Additional file formats are available giving you a better selection on how to save your pictures or graphics. Some of the newer ones include WMF, EMF, TIFF, PNG, and ICO. Converting between formats many times is as simple as opening the file in your favorite editing software and saving to the desired format. Some programs feature a batch fiction that will convert many files at once. When converting image files, remember that many file types employ compression, possibly reducing their image quality.
Not all formats are compatible for you to be switching back and forth with them. Raster formats generally can be converted back and forth, and vector based formats generally can be converted to a raster based format. You simply pull up the image and right click for SAVE AS, and save the image as the program requires.
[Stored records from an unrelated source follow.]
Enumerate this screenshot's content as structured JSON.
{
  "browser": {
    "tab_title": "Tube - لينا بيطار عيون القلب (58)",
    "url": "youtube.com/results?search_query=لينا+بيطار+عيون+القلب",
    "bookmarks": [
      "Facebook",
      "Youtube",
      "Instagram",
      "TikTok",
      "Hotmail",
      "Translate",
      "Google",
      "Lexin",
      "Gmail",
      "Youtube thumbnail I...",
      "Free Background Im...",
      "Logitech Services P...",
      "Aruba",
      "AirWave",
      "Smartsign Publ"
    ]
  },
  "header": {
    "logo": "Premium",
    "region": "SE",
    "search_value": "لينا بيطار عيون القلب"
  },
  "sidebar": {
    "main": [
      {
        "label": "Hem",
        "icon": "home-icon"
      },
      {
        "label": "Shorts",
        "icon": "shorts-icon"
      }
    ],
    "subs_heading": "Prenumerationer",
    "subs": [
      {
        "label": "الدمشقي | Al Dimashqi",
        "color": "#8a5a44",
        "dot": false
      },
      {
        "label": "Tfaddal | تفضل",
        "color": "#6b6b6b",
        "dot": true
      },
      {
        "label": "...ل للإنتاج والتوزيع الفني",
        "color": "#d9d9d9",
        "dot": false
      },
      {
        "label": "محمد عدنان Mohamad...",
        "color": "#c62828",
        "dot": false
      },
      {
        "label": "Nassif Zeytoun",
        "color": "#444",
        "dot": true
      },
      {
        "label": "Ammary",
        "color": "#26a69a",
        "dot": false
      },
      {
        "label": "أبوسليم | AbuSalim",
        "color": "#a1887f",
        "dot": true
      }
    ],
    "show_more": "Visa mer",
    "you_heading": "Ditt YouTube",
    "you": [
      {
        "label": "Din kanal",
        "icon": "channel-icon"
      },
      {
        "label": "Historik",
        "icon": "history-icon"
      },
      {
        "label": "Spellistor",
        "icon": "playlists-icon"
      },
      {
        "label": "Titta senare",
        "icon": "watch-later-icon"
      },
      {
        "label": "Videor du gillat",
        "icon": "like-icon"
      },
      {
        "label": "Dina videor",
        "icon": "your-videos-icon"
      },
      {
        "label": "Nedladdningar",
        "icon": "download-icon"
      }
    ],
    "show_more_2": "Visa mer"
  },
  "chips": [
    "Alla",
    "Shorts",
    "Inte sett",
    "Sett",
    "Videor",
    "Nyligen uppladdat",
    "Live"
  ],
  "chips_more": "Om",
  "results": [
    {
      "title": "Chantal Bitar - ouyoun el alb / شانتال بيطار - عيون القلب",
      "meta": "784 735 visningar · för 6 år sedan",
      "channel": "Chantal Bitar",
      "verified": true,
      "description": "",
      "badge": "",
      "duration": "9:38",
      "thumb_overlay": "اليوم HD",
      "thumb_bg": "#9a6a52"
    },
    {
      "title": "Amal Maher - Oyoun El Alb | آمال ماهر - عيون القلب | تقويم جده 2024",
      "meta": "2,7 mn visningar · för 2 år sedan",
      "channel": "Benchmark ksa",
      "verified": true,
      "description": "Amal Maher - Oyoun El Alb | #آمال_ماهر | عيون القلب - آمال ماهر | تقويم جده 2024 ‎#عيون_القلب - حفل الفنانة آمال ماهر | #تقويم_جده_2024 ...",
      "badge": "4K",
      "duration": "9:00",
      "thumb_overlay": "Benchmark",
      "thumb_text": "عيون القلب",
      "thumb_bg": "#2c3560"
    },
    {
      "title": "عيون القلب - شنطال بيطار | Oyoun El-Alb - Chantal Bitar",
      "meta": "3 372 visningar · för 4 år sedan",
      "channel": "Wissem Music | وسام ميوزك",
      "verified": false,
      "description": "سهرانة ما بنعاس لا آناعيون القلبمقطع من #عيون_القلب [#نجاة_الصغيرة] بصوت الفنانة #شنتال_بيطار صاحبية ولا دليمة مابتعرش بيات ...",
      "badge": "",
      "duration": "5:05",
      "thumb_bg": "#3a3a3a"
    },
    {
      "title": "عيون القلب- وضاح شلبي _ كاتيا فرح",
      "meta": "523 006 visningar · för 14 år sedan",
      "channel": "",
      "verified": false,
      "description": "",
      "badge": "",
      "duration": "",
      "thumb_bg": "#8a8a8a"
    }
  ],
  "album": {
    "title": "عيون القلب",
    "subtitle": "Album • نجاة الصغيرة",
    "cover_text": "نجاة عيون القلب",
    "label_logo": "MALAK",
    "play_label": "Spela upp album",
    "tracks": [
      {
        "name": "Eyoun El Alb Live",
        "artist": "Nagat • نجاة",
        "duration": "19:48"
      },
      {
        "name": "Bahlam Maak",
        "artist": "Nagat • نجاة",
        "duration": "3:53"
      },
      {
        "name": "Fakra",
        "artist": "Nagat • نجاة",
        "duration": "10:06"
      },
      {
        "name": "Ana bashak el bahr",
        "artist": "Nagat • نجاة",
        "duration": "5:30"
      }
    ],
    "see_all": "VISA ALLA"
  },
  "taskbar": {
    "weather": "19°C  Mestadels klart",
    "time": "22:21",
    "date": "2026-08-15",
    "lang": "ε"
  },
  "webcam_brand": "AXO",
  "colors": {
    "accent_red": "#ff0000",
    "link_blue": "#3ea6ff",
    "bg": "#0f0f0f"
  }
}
Converting raster formats to a vector format is not as simple as other conversions and may require additional, more specialized software.
How do you choose between all the different file types that are used today? TIFF can be used for flexibility and with a lossless format. GIF has 256 colors that it creates, and if your picture has less that 256 different colors in it, it can be saved exactly. If it is more than 256 colors, GIF will use the closest color match. PNG is also lossless, but it does look for areas that can be compressed in the image. BMP is an uncompressed format and is hardly ever used. JPG is good for images that have many rich and vibrant colors.
The Internet can be a good resource for finding free ware, shareware, and demo versions of software converting images. Some of these are very specialized ans geared to converting one specific type to another, while others will take a file in any dozen or more different formats and convert it to just about any other format. Some of these programs may also be able to help determine what type of image that “mystery” file is that's missing its extension.